The ADDN model involves the transfer of de-identified, prospectively collected patient data from the clinical databases or electronic medical record systems of participating ADDN centres to a web-based staging server hosted by the University of Melbourne. Participating centres collect data using a common data dictionary. Data are transferred every 6 months to the ADDN registry from the five largest paediatric diabetes centres in Australia, located in New South Wales, Queensland, South Australia, Victoria and Western Australia.

We analysed data extracted from the ADDN registry for 1 January 2015 – 31 December 2015 for patients who had been diagnosed with type 1 diabetes at least 12 months before their visit to the paediatric diabetes centre, and who were 18 years old or younger at the time of the visit.

Glycaemic control was assessed by measuring HbA1c levels, using either point-of-care or laboratory methods that complied with national accreditation programs for laboratory testing. Body mass index standard deviation scores (BMI-SDS; measures of relative weight adjusted for child age and sex) were calculated from height and weight, using the Centers for Disease Control and Prevention 2000 reference scale for children aged 2–18 years (CDC-2000).13 Children were classified as either normal/underweight, overweight, or obese according to the International Obesity Task Force guidelines.14 Insulin regimens were classified as twice-daily injections (BD), multiple daily injections (MDI; ie, at least three injection times per day), or continuous subcutaneous insulin infusion (CSII). Mean HbA1c levels and BMI-SDS were estimated for each participant over the 12-month study period, with the most recent recorded insulin regimen used for analysis. The descriptive statistics reported are means with standard deviations (SDs) for normally distributed variables and medians with interquartile ranges (IQRs) for skewed data. Statistical analyses were performed in Stata IC 14.0 (StataCorp).

Ethics approval

Ethics approval was granted by the Hunter New England Human Research Ethics Committee (HREC) (for all New South Wales sites: reference, 08/11/19/5.04), the Children’s Health Services Queensland HREC (for all Queensland sites: reference, HREC/09/QRCH/68; amendment: HREC/09/QRCH/68/AM02), the Women’s and Children’s Health Network HREC (for all South Australian sites: reference, REC1048/2/16), the Royal Children’s Hospital HREC (for all Victorian sites: reference, DAF DA032-2014-01), and the Princess Margaret Hospital for Children HREC (for all Western Australian sites: reference, 2013051EP). Informed consent was obtained from parents and from adolescents over 14 years old, and, when required by the HREC, assent was obtained from children aged 10–14 years.

Results

The clinical characteristics of the 3279 children and adolescents meeting the inclusion criteria for whom data were registered in the ADDN registry during 2015 are shown in Box 1, stratified by centre. 52% were boys.
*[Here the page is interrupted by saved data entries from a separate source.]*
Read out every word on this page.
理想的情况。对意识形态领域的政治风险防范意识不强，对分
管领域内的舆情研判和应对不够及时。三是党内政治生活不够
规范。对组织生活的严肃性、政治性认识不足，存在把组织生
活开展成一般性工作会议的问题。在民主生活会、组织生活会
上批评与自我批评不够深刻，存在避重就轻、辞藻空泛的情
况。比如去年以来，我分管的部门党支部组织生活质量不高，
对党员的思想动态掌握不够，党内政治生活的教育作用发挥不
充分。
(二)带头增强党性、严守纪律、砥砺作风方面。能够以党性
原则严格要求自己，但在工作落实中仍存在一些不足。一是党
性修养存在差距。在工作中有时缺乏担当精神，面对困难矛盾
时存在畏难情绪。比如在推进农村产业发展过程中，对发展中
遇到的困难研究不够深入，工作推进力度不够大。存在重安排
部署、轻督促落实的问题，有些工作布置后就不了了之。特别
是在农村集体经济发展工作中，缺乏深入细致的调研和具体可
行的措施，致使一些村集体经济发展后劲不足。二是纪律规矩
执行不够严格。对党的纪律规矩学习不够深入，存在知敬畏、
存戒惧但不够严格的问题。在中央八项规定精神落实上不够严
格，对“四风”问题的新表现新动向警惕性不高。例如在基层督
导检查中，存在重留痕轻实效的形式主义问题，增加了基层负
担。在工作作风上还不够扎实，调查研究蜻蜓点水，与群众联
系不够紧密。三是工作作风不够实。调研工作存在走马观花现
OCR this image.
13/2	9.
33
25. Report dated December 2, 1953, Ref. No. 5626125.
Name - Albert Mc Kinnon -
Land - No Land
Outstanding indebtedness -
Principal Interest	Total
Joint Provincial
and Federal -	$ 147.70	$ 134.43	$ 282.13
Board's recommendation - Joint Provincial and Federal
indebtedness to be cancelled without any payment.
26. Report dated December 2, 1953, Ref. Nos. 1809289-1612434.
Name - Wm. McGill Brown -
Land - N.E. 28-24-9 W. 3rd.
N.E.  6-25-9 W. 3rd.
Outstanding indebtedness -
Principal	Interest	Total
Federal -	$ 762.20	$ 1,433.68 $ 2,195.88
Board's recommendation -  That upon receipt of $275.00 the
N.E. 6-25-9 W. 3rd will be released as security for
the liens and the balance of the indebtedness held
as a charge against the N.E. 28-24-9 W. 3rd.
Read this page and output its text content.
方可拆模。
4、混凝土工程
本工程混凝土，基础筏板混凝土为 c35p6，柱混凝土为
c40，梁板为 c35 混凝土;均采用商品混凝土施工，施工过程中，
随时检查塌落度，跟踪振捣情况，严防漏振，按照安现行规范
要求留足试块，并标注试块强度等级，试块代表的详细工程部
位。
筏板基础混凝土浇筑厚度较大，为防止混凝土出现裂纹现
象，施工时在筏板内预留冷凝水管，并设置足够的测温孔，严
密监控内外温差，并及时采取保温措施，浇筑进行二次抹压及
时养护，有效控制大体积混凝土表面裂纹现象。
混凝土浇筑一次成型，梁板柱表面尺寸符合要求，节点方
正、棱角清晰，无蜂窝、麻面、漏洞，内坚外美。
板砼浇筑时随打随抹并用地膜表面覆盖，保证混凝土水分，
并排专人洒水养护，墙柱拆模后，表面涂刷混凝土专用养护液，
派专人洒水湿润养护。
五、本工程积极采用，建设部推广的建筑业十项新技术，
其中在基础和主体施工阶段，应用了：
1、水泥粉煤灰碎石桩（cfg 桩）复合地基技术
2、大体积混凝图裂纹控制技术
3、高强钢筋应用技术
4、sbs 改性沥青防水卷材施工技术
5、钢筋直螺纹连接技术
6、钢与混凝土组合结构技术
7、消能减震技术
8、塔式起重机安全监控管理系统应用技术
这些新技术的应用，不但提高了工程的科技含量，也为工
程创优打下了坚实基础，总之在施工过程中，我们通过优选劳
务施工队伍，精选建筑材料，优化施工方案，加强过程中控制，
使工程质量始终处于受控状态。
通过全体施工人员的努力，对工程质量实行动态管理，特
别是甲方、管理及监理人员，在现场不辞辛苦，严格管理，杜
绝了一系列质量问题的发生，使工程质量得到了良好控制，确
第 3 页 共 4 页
Clinical characteristics stratified by age group and insulin regimen are presented in Box 2.

Glycaemic control

The mean number of HbA1c measurements per patient was 3.0 (SD, 1.1); 99% of the patients had at least one recorded HbA1c measurement during 2015. The mean HbA1c level was 67 mmol/mol (SD, 15 mol/mol; Box 1). Mean HbA1c level increased with age, from 63 mmol/mol (SD, 11 mol/mol) in children aged 6 years or under to 69 mmol/mol (SD, 17 mol/mol) in adolescents 14–18 years old (Box 2). Overall, 3% of patients had HbA1c levels greater than 108 mmol/mol; only 27% met the APEG/ADS national guidelines target level of less than 58 mmol/mol,3 and the proportion of children and adolescents meeting this target declined with age, from 34% of those aged 6 years or less to 25% of those aged 14–18 years (Box 3). When stratified by insulin regimen, there was little difference in mean HbA1c level within age groups, but adolescents (14–18 years old) treated with BD insulin had the highest mean HbA1c levels (77 mmol/mol; SD, 19 mmol/mol; Box 2).

Anthropometry

Anthropometric measurements were available for 99% of participants. The mean BMI-SDS was 0.6 (SD, 0.9). Children aged 6 or less had higher BMI-SDS scores than older children and adolescents. The prevalence of being overweight was 25% and of obesity 8%, with the highest proportions in the youngest and the oldest children (Box 1, Box 2).

Insulin regimen

The insulin regimen was recorded for 98% of participants: CSII was used by 44%, MDI by 38%, and BD by 18%. The pattern of insulin regimen use varied between ADDN centres (Box 1) and age groups (Box 2); BD regimens were more frequent in the youngest age groups, with more than one-third of children under 10 using BD insulin therapy.

Discussion

In this first nationwide snapshot of Australian children and adolescents with type 1 diabetes, fewer than one-third had attained the national and international recommended HbA1c target level of less than 58 mmol/mol.2,3 It has been established that the risk of microvascular and macrovascular complications is increased for children and adolescents who do not reach this target; evidence is also emerging that poor glycaemic control in childhood persists into adulthood, increasing the lifetime risk of complications.15 One-third of children and adolescents in our snapshot were overweight or obese, conditions also associated with a greater risk of complications and other comorbidities.16

The proportion of Australian children and adolescents achieving appropriate glycaemic control is comparable with that reported by a number of overseas registries,1 but lower than that in Sweden and Germany, where 41% and 49% respectively achieved the target.4,5 It is concerning that the national median HbA1c level in 2015 was similar to that reported in NSW in 1999 (8.2% = 66 mmol/mol)17 and that the proportion of young people reaching the recommended glycaemic control target in 2015 was similar to that in Brisbane in 1998 (33%).7 Further, our participants were all treated in specialist tertiary referral diabetes centres; as the ADDN database expands to include children from less specialised centres, the characteristics of the participant group may change. Our results indicate a need to substantially improve outcomes, a common theme worldwide.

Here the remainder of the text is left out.